Como con todos los fritos, servidlas bien calientes y crujientes, espolvoreadas con abundante azúcar glas y disfrutadlas en compañía; pero ojo, porque una tira de otra.
- Dificultad: Muy fácil
- Costo: Muy económico
- Tiempo de preparación: 5 Minutos
- Métodos de Cocción: Fritura
- Cocina: Italiana
Ingredientes
- 260 g harina 00 (más si hace falta)
- 8 g levadura en polvo para repostería
- 100 g ricotta de vaca
- 100 g azúcar
- 2 huevos (medianos)
- ralladura de limón (no tratado)
- Medio vasito ron (o el licor que prefiráis)
- 1 pizca sal
- 500 ml aceite de semillas de cacahuete
- al gusto azúcar glas
Pasos
Para la preparación de las CASTAGNOLE CON RICOTTA, como primer paso coged un bol. Echad la ricotta y trabajadla con el azúcar.
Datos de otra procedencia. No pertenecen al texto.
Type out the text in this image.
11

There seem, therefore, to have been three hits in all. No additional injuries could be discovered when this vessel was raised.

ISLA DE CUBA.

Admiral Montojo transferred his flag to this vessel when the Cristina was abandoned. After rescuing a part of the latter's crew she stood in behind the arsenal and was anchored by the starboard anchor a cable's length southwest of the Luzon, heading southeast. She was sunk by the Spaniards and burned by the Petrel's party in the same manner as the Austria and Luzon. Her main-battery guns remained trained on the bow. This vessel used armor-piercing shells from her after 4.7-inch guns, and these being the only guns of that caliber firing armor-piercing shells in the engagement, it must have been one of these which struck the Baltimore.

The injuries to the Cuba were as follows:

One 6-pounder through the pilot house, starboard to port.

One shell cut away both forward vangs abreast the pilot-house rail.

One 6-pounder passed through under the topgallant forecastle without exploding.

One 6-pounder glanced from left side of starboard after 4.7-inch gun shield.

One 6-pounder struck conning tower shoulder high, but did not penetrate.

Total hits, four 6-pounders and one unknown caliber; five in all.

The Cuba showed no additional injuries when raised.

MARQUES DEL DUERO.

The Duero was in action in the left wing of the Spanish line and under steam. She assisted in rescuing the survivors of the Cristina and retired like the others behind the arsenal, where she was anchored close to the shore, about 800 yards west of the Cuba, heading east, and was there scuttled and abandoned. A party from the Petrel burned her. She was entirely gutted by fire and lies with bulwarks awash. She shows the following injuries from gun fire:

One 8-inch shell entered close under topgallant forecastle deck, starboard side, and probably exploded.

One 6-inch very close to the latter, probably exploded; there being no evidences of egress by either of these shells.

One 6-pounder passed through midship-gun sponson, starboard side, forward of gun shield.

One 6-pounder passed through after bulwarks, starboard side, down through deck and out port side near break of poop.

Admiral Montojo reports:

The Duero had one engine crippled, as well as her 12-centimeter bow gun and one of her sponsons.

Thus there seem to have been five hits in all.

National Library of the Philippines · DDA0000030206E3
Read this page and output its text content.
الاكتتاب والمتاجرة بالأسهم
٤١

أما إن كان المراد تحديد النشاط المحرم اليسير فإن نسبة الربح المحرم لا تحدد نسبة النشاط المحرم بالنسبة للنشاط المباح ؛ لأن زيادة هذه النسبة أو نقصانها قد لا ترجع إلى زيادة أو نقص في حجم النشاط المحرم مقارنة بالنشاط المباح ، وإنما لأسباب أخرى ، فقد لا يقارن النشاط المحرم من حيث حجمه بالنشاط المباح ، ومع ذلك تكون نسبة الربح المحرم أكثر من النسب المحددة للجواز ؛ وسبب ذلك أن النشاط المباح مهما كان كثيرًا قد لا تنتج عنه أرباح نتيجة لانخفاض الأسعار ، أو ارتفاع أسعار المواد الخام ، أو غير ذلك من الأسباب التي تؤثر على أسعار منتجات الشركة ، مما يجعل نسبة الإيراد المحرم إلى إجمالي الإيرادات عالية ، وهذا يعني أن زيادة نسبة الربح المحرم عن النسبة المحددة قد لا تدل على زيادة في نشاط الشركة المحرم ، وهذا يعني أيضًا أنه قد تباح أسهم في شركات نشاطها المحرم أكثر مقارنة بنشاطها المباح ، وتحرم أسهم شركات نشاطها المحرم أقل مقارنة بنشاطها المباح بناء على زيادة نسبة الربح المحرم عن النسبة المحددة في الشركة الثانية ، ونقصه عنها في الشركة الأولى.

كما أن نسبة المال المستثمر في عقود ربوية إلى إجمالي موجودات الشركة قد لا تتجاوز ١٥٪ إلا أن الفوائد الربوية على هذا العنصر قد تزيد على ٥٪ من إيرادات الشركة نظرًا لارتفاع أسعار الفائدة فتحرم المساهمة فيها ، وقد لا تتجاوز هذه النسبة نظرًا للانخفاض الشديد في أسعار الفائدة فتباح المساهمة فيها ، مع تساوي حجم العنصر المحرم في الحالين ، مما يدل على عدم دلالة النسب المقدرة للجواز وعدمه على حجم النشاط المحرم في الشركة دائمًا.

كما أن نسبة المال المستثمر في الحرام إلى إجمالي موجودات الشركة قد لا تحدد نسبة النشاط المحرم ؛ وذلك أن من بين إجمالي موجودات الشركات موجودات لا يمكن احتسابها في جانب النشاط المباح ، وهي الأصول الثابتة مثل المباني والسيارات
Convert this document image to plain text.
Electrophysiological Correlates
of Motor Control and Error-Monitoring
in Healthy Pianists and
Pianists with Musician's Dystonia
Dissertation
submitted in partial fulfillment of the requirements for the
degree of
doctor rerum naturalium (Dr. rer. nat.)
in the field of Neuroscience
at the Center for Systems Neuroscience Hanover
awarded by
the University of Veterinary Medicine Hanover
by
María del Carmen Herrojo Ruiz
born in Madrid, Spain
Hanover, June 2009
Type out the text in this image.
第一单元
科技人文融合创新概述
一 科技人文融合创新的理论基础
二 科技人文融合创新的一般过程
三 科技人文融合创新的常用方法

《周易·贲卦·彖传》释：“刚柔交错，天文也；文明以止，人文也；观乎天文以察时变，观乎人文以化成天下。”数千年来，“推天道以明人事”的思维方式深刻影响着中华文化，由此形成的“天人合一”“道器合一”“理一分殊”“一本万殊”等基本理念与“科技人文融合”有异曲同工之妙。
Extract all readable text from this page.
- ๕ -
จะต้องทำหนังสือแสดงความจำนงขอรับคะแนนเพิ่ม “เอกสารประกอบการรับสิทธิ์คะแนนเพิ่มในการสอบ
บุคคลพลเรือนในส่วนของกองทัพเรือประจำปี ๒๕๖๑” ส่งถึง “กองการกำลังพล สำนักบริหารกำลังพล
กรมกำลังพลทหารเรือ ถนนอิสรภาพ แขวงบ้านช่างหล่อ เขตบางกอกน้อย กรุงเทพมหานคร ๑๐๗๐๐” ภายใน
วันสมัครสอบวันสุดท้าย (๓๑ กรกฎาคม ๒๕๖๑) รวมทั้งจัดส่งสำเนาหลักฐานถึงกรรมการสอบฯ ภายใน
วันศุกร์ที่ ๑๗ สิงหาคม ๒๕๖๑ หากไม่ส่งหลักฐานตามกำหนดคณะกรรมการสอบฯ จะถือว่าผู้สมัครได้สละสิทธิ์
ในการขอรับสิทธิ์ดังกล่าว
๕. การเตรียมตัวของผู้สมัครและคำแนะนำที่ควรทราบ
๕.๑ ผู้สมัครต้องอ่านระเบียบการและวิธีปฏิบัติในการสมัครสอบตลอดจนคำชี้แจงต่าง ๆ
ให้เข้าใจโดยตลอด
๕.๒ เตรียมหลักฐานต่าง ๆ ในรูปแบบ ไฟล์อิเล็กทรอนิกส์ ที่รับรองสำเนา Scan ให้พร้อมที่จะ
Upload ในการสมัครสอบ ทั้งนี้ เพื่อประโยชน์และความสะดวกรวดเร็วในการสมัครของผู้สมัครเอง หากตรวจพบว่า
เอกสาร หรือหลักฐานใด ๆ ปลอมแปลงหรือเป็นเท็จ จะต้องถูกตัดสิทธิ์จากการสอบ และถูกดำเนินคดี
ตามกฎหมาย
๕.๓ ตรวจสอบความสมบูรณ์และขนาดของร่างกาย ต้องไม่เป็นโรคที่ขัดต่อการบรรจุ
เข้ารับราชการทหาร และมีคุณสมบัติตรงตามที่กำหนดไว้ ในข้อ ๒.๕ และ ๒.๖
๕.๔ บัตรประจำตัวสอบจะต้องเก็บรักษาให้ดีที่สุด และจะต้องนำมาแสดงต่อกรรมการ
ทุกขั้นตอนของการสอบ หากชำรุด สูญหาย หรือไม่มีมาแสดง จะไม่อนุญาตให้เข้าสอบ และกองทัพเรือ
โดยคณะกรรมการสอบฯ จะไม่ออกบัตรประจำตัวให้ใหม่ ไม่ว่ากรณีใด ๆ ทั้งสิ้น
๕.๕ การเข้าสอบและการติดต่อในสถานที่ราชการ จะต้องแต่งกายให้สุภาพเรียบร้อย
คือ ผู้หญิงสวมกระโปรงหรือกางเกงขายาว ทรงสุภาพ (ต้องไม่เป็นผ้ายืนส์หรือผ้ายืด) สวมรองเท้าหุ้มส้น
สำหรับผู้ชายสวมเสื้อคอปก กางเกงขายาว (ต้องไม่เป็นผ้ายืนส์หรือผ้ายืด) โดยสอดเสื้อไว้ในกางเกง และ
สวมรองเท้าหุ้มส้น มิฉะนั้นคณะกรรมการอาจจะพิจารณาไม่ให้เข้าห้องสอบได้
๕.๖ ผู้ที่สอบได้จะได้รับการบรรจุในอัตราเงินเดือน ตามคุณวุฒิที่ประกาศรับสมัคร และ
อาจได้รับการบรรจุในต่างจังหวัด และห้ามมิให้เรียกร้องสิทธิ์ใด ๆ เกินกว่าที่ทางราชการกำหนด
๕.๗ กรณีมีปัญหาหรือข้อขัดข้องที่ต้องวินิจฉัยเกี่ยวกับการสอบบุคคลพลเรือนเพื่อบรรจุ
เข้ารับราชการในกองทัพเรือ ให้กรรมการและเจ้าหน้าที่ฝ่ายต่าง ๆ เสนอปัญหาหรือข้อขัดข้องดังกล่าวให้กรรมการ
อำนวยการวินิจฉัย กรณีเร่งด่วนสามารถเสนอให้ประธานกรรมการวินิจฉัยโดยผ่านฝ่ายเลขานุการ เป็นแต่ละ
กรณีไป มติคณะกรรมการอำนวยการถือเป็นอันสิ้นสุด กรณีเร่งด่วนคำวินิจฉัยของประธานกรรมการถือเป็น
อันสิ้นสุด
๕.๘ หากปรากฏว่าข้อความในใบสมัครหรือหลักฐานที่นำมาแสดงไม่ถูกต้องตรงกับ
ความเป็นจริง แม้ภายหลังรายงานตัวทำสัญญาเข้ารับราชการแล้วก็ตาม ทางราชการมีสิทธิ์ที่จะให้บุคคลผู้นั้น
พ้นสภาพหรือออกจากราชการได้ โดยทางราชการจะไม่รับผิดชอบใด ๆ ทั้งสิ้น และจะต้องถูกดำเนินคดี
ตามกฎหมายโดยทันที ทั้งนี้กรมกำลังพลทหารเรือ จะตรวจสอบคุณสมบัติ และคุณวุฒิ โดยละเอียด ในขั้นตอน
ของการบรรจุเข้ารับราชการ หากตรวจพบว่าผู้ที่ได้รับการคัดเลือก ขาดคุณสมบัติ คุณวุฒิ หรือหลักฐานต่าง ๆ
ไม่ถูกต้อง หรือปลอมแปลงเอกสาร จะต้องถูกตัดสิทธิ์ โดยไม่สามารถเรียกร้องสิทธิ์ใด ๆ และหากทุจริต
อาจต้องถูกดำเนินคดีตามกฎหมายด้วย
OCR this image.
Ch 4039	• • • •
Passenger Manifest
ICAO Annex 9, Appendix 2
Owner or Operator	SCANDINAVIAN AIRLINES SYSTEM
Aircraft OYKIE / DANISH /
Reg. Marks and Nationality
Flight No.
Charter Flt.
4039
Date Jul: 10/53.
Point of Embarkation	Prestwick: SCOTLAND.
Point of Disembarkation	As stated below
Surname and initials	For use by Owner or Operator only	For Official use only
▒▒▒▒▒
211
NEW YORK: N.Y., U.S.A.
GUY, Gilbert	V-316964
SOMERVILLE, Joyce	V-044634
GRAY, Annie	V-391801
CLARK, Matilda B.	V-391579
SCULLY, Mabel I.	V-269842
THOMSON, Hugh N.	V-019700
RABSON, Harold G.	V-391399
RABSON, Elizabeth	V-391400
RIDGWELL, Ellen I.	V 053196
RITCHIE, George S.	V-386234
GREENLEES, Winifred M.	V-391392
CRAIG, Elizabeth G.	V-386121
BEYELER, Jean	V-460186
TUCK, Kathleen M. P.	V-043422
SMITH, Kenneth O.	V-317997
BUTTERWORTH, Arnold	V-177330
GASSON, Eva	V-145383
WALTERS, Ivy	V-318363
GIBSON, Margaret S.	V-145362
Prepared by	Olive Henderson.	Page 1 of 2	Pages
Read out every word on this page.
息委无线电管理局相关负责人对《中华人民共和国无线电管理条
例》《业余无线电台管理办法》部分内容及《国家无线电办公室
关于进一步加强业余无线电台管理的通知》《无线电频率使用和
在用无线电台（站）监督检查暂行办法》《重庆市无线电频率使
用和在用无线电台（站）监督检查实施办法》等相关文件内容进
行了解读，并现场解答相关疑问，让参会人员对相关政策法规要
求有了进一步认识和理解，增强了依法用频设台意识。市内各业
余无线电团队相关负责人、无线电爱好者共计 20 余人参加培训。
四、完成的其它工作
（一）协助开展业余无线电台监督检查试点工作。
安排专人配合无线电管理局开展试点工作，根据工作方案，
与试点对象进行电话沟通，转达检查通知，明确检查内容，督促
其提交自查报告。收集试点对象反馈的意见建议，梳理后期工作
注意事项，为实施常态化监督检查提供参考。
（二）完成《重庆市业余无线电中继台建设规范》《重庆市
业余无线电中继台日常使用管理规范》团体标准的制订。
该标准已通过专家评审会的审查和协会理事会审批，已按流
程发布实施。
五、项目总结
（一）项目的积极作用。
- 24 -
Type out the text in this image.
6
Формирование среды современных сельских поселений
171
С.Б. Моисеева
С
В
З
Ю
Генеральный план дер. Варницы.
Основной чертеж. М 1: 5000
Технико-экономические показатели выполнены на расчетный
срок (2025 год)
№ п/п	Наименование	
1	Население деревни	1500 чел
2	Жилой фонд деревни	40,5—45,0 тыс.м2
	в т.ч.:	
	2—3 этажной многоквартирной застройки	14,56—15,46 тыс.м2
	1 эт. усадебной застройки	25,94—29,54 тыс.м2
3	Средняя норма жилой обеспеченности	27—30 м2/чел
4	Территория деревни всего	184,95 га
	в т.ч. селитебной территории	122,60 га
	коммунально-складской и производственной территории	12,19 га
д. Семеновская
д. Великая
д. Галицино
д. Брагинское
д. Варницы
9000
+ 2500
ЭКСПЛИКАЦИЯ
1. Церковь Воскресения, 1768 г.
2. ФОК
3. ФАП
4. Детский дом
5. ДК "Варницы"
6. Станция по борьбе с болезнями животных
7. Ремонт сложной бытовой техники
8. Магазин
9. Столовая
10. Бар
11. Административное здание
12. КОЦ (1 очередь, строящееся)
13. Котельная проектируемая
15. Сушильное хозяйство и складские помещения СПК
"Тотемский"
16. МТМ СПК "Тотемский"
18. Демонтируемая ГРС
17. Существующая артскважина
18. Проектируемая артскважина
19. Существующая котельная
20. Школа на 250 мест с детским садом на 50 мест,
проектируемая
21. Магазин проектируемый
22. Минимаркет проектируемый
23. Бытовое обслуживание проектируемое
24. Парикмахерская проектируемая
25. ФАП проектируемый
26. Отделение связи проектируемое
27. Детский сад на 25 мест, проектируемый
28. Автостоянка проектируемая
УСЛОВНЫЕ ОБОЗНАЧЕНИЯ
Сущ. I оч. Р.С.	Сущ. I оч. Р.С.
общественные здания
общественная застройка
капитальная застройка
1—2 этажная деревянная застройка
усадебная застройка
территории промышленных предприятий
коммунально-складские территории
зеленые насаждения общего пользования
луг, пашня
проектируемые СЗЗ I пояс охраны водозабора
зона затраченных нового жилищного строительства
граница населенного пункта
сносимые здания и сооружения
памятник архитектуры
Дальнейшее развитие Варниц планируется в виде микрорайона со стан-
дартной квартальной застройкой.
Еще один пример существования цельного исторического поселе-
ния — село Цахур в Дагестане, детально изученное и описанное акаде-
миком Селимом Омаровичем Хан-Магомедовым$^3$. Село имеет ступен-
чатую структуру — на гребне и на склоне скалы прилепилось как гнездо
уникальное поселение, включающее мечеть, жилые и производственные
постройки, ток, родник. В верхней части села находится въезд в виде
Unid los huevos, la sal, el ron y la ralladura de limón. Mezcladlo todo bien y por último añadid la harina y la levadura tamizadas.
Incorporad bien la harina hasta obtener una masa homogénea. Tranquilos si os parece blandita: es normal.
Trasladad la masa a una superficie de trabajo enharinada y, ayudándoos con las manos enharinadas, trabajadla aún hasta obtener un bollito suave y homogéneo.
Siempre ayudándoos con un poco de harina si es necesario, tomad una porción de masa y formad unos cordones no demasiado grandes.
Cortadlos como se hace con los ñoquis y formad muchas bolitas con las manos.
Terminadas las bolitas, poned al fuego una cacerola de bordes altos y verted el aceite de semillas de cacahuete hasta unos 2 cm del borde. Calentad el aceite
a una temperatura no demasiado alta; si no, las castagnole tenderán a quedar crudas por dentro y demasiado oscuras por fuera. Tampoco exageréis con el tamaño o tendréis el mismo problema.
Sumergid las castagnole y freídlas, dándoles vueltas a menudo hasta que estén doradas.
A medida que estén cocidas, colocadlas a escurrir sobre papel absorbente. Al terminar de freír, espolvoread con abundante azúcar glas y servid vuestras deliciosas y esponjosas castagnole con ricotta.